Under Maryland and federal laws, the police must have probable cause to stop you for a DUI investigation. Without this, you can dispute the resulting DUI charge and possibly get a favorable outcome. As far as drunk driving is concerned, the police will solely rely on your behavior on the road to initiate a DUI investigation against you. So what behaviors are these?

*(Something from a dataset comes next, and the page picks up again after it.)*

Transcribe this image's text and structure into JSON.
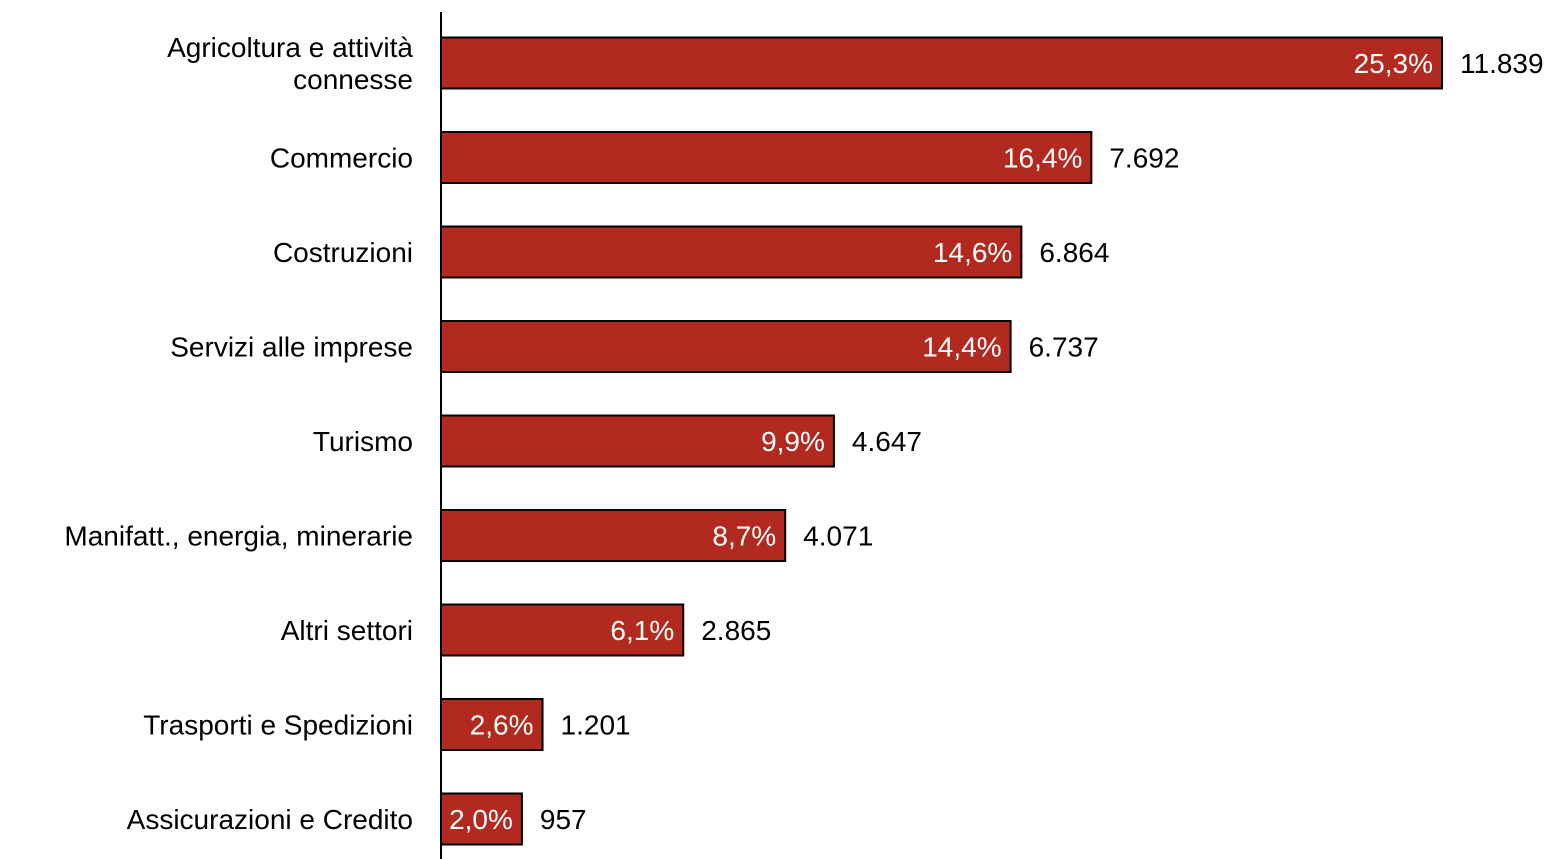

DUI and probable cause: what the police look for
Every DUI case is unique. However, certain scenarios frequently form part of probable cause determination in drunk driving cases. Here are some of the reasons the police may stop you for a potential DUI investigation:
Any traffic offense can give law enforcement a reason to stop you for investigation. Some of these traffic violations may include:
- Hugging the centerline
- Drifting in and out of your lane
- Running through red lights
- Driving on the wrong side of the road
A traffic violation does not automatically lead to a drunk driving charge. However, if the police notice signs of intoxication (like the smell of alcohol, slurred speech or the presence of alcohol cans in your vehicle), then they might investigate you for drunk driving.
Drunk driving impairs the driver’s reaction times. If you are involved in a traffic accident, there is a good chance the police will come to the accident scene. While investigating the accident, the police will need to establish the cause of the accident. And this might include looking out for indications of drunk driving.
Being stopped for a drunk driving investigation does mean that you are guilty. Knowing your legal options can help you protect your rights and interests while defending yourself against a possible DUI charge.